You will be disastonished to hear that Carols By Candlelight will be on the Nine/WIN Network, at 9 pm. Hence the need for wax-based illumination. I think you can assume Ray Martin, I think you can anticipate celebrities akimbo, some of whom will have pleasant singing voices and Santa hats. Cute kids in crowd. There'll be absolute carols. There'll be a certain amount of candlelight. Aside from that, the chances of some sort of major surprise are, like most of the girl celebrities, increasingly slim.
In the ratings, this will probably out-do In Search of Santa Claus on SBS at 8 pm. This doco promises "criminological acumen" in finding out how Saint Nicholas of Turkey, fodder for religious icons, ended up in a red suit living in the North Pole with aeronautical reindeer, not to mention the abundance of elvery. Little known Christmas facts are ferreted out - St Nicholas's bones were nicked in the tenth century, for example. Which, if you ask me, is fitting punishment for a guy who was said to punish children if they didn't obey their parents, the interfering old hagiograph. The Dutch started giving presents on St Nick's feast day (good call), then Nordic folklore fanciers noticed the whole thing lacked reindeer, and the Coca Cola company started advertising with a twinkly, whiskery, ruddy cove in their livery of red and white, and Nick's your avuncular figure.
In the time-honoured, tardy fashion of many cable TV stations, Foxtel's UKTV is showing the Parkinson Christmas Special from 2004 at 7.30 pm.
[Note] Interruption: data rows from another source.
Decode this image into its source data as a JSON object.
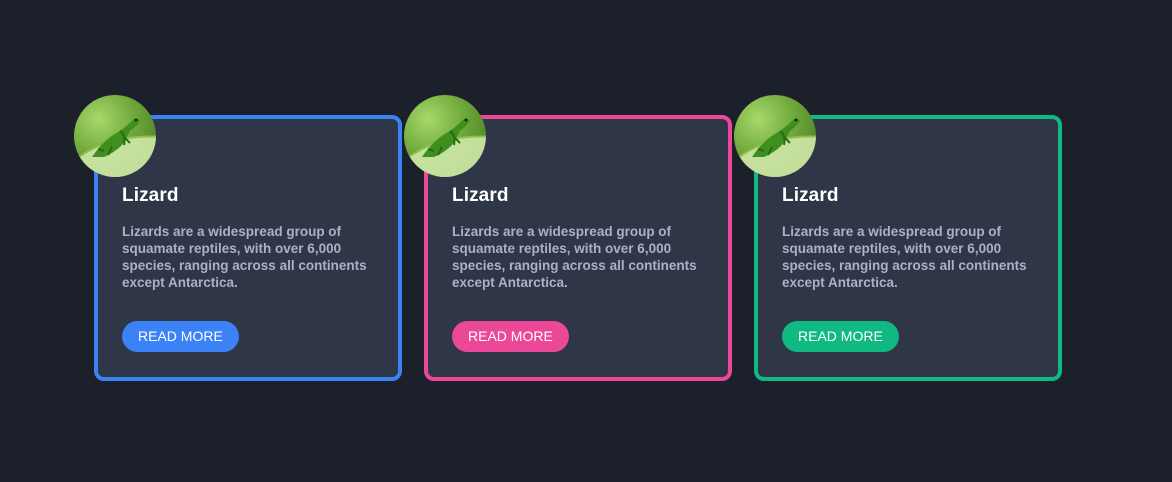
{
  "cards": [
    {
      "title": "Lizard",
      "text": "Lizards are a widespread group of squamate reptiles, with over 6,000 species, ranging across all continents except Antarctica.",
      "button_label": "READ MORE",
      "accent": "#3b82f6"
    },
    {
      "title": "Lizard",
      "text": "Lizards are a widespread group of squamate reptiles, with over 6,000 species, ranging across all continents except Antarctica.",
      "button_label": "READ MORE",
      "accent": "#ec4899"
    },
    {
      "title": "Lizard",
      "text": "Lizards are a widespread group of squamate reptiles, with over 6,000 species, ranging across all continents except Antarctica.",
      "button_label": "READ MORE",
      "accent": "#10b981"
    }
  ],
  "colors": {
    "background": "#1b202b",
    "card_background": "#2e3647",
    "title_text": "#ffffff",
    "body_text": "#a9b3c6"
  },
  "image_icon": "lizard-photo"
}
I don't know who's on, my best guess is Billy Connolly, Billy Connolly, and Billy Connolly. UKTV will also show the ghosts of old Christmas specials past (French and Saunders, Grumpy Old Men, Grumpy Old Women, The Vicar of Dibley) in early January. You'll be up to pussy's bow with ye olde cracker jokes.
CHRISTMAS DAY TV HIGHLIGHTS
(Aside from Aunty Dawn's Russian-style salad with Canned Curried Sausages Surprise).
(Warning: readers going further are advised that this column contains medium-level rudeness about a Vatican insider and thoughtless so-called jokes about a nationwide historical tragedy. Reader discretion is advised. This column is rated M for mature audiences.)
Compass: An Aussie Irish Christmas on the ABC at 7:30PM will combine a Mass and Irish-Australian concert at Hyde barracks in Sydney, which will broadcast live here and in Ireland, where it will be, let me see, don't tell me, morning, probably. (Can't slip one past me.) Hyde Barracks is where they used to incarcerate not only Irish convicts, but starving peasant orphans who'd run away from the great potato famine, so look out for cheerful ditties such as "Bridie's Got the Diphteria and 10 Wee Babbie On The Way" and "Smash Another Stinkin' Landowner for Me, Boyo And One For Yeself".
Cardinal George Pell will put in an appearance, because if there's one thing the Irish haven't had enough of, it's 19th century-style punitive clergy. Maybe the cranky cardie can restrain himself from complaining about gay people, women, contraception, children, science, the way the earth goes around the sun, school curricula and the embarrassing way the Australian football team has of smacking the Irish team around instead of playing the game at hand. I hope they bring over Sinead O'Connor to pelt him with bread rolls.
SouthernCross/Network 10's Panel team will be back at 8.30 pm with The Panel Christmas Wrap, the traditional mix of chatty palaver, charity dedications, silly sketches and a look back at the past year. (Which, I think you'll find, if you check with Cardinal Pell, was 1953).